Выбрать главу

В этом свете разговор Ахматовой с Фростом получает особую интерпретацию. Они встретились в Комарове на академической даче, летом. Фрост, глядя в окно, спросил, какую выгоду можно получить, изготовляя из местных сосен карандаши. Ахматова ответила: «У нас за поваленное в дачной местности дерево штраф пятьсот рублей». Иначе говоря, Фрост заявлял: я фермер, я американец, а то, что я поэт, значит для меня не «широкошумные дубровы», прибежища тех, кто «звуков и смятенья полн», а такое утилитарное их качество, что изделием из них можно записывать стихи. На это она говорила что-то вроде: у кельтов за незаконную порубку рощи полагалась смертная казнь, а позднее, взамен ее, корова, а у римлян свинья — не по факту кражи, а потому, что посягали на священную ипостась дерева. Для стихов сосна в качестве оболочки грифеля — годится, для поэзии же — в этом качестве все-таки нет… Я думаю, что как бывшая слушательница юридических курсов она, подхватив предложенный Фростом стиль, так профессионально юридически и могла ему сказать. И я допускаю, что через короткое время она написала: «…сосен розовое тело в закатный час обнажено», чтобы объяснить конкретно, что она имела в виду. Как формулирует Грейвз, «когда сравнительную ценность деревьев можно выразить величиной штрафа за их незаконную порубку, святость рощи сводится к нулю и поэзия приходит в упадок».
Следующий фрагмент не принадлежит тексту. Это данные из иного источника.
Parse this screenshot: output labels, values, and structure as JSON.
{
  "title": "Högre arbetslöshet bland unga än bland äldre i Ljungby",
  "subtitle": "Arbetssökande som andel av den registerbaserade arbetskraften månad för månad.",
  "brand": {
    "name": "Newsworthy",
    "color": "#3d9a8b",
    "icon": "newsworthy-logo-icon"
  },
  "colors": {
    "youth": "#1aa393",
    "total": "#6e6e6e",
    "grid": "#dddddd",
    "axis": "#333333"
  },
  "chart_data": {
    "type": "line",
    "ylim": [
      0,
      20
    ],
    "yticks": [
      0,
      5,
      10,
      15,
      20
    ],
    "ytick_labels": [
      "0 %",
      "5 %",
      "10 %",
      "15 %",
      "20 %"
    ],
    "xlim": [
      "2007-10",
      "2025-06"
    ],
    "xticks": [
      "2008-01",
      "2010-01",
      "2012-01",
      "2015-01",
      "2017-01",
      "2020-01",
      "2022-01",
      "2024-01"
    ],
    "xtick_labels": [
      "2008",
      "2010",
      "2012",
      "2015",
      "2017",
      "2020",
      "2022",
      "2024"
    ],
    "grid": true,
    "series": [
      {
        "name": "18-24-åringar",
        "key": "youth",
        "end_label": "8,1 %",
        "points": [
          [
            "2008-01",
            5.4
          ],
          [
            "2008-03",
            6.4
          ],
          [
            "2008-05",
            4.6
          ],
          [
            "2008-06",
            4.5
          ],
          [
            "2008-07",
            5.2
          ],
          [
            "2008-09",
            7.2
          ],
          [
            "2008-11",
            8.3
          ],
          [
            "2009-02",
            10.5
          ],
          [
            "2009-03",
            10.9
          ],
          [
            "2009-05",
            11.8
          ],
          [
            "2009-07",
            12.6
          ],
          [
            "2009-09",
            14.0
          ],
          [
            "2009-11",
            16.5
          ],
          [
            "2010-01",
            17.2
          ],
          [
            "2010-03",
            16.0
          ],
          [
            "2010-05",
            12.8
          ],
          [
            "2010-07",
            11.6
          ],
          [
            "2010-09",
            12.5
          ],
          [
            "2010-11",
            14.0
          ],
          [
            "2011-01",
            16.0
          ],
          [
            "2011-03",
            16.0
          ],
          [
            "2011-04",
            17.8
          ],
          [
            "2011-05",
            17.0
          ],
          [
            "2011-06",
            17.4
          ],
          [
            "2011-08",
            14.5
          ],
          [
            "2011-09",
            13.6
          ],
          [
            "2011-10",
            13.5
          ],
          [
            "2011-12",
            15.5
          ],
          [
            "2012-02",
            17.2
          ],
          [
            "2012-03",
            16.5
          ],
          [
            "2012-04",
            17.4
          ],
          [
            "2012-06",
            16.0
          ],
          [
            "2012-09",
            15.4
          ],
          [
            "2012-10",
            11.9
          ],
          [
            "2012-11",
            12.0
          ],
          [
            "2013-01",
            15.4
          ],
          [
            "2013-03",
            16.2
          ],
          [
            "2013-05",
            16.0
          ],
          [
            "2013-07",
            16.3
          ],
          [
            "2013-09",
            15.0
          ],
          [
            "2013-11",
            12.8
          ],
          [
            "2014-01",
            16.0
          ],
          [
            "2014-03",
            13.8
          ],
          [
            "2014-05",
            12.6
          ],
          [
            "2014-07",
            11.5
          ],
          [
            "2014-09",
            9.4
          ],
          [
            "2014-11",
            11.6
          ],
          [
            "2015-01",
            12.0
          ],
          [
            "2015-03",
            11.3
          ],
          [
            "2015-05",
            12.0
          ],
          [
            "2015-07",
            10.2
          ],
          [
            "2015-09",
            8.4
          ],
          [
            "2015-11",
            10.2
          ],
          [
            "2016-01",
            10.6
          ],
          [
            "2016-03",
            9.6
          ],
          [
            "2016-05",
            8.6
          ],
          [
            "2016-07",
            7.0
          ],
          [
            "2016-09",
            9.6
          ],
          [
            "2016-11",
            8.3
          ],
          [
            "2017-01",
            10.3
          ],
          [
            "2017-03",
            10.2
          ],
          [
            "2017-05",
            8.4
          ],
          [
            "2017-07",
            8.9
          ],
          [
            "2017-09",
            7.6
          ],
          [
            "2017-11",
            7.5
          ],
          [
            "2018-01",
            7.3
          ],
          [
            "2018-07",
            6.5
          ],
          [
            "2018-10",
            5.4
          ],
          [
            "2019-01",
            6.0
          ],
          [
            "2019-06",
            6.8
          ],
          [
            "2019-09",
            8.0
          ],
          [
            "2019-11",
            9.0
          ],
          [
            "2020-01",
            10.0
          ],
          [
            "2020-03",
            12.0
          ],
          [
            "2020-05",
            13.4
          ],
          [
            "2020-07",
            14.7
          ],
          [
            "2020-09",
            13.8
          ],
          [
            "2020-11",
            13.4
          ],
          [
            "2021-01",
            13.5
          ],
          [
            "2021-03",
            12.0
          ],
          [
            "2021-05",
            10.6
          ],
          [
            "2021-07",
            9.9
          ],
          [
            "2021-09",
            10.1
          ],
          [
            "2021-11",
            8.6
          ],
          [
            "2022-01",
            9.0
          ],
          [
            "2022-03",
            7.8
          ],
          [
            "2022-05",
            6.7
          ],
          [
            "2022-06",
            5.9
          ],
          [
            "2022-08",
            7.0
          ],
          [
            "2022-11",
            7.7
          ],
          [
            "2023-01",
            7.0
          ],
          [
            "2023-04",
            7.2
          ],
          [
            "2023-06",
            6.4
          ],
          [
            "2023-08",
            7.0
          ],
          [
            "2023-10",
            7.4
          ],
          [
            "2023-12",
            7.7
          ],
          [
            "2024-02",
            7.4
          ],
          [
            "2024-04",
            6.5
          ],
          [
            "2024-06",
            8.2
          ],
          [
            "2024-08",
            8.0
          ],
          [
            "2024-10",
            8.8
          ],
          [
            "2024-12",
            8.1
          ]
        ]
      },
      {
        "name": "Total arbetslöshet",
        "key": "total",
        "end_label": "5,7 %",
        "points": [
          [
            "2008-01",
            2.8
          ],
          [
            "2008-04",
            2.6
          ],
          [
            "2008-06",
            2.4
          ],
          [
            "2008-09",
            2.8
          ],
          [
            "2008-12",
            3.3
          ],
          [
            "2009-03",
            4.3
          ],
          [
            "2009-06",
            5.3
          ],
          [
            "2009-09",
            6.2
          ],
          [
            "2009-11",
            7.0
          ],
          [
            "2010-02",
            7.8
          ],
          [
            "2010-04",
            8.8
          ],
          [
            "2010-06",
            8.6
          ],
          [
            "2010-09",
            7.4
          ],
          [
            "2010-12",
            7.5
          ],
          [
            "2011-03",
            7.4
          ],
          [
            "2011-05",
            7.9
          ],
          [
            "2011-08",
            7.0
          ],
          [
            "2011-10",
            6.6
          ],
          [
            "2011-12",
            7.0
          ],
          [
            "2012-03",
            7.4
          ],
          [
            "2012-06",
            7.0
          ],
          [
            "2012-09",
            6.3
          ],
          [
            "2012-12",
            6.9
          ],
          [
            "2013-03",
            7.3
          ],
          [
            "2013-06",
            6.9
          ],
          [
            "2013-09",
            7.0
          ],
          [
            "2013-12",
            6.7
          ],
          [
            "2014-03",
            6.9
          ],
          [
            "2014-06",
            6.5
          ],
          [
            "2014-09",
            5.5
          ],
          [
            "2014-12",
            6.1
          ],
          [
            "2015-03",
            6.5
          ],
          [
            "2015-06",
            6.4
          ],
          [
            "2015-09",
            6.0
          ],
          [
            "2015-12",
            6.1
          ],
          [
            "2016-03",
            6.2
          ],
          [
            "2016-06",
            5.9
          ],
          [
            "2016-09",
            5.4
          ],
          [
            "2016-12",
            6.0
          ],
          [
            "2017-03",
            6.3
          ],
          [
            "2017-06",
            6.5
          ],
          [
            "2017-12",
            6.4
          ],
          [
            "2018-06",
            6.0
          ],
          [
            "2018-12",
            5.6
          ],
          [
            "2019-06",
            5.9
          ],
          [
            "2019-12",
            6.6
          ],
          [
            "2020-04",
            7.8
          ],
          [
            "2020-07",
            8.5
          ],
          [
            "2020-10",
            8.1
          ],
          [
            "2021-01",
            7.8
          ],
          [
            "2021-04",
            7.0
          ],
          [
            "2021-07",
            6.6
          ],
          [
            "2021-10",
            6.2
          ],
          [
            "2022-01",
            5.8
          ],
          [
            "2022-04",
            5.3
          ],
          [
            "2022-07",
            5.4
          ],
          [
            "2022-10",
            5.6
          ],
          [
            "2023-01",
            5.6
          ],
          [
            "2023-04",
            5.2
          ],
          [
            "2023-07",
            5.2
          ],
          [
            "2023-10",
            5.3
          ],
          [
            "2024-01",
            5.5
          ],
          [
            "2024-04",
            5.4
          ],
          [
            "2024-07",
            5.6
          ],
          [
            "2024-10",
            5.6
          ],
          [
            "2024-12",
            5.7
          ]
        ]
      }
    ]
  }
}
Дно любого стихотворения выстлано буквами. Собственно говоря, поэт — жрица, швыряющая палочки прорицания горстью, как сеятель, на белое покрывало, читающая буквы, в которые они сложились, и толкующая их. В конце концов, все равно, чтбо инициировало эти комбинируемые в бесконечных сочетаниях два-три десятка значков быть именно такими: деревья, или планеты, или камни, или реки, или другое что, столь же бесспорное и находящееся вне власти людей. Не все равно то, что всякая их комбинация выходит за границы текстуальной информативности, которую она несет. Как бы далеко алфавит ни ушел от священных первоначал, порядок и весь узор букв подает сигнал, гармоничный или диссонирующий, утверждающий подлинность стихотворения или его фальшивость. Нельзя варить козленка в молоке его матери, хотя практически ничто этому не мешает. Нельзя влезть на пальму в осиннике.

Не в «метком словце» поэзия, не в афористичности, не в удачной формулировке, привитых нашей поэзии ее советским периодом, а в законе, вложенном музами и богами в буквы. Буквы не помнят о минуте, когда это случилось, как мы о топографии Рая, но мазок пыльцы с цветов, от названий которых они произошли, стерся не до конца. Осталась тень отпечатка с отпечатка с отпечатка. И это дает буквам власть выносить заключение, поэзия ли то, во что они сложились в тексте. То, что по-немецки, у Гейне, — ель, по-русски будет верно, как у Лермонтова: сосна. Приговор алфавита стихам не переводится на язык рецензии, и поэты, разумеется, не сориентированы на комбинацию, которая выходит из-под пера (и уж совсем безумием было бы им заниматься намеренным составлением «правильной» комбинации). Но отдельные среди них, что бы и про что они ни писали: про одноглазого циклопа, спуск в ад, тучную проститутку, чуму, нищих старушек, сероглазого короля, неизвестного солдата, — по общему рисунку видят, каков этот приговор, чутьем разумеют суть заключения. Шестым чувством они воспринимают исходящий от букв сигнал — как пилот, пробегающий глазами не по показаниям приборов, но охватывающий целиком картину приборной доски — благополучную или искаженную. А еще лучше — как пилот, бросающий взгляд на ночное небо за окном кабины и по нечитаемому, хотя и явно что-то неотменимое передающему тексту звезд понимающий, верен ли курс полета.

Поэт вовсе не тот, кто пишет стихи для журнала и книги, а тот, кто читает иероглифы, которые крыльями и всем своим телом пишут летящие журавли, и переводит их в понятный нам, хотя и всегда сколько-то таинственный, даже когда кажется простым, смысл. Так сложилось за последние «пару-тройку» тысячелетий. С какой бы стати нам это менять?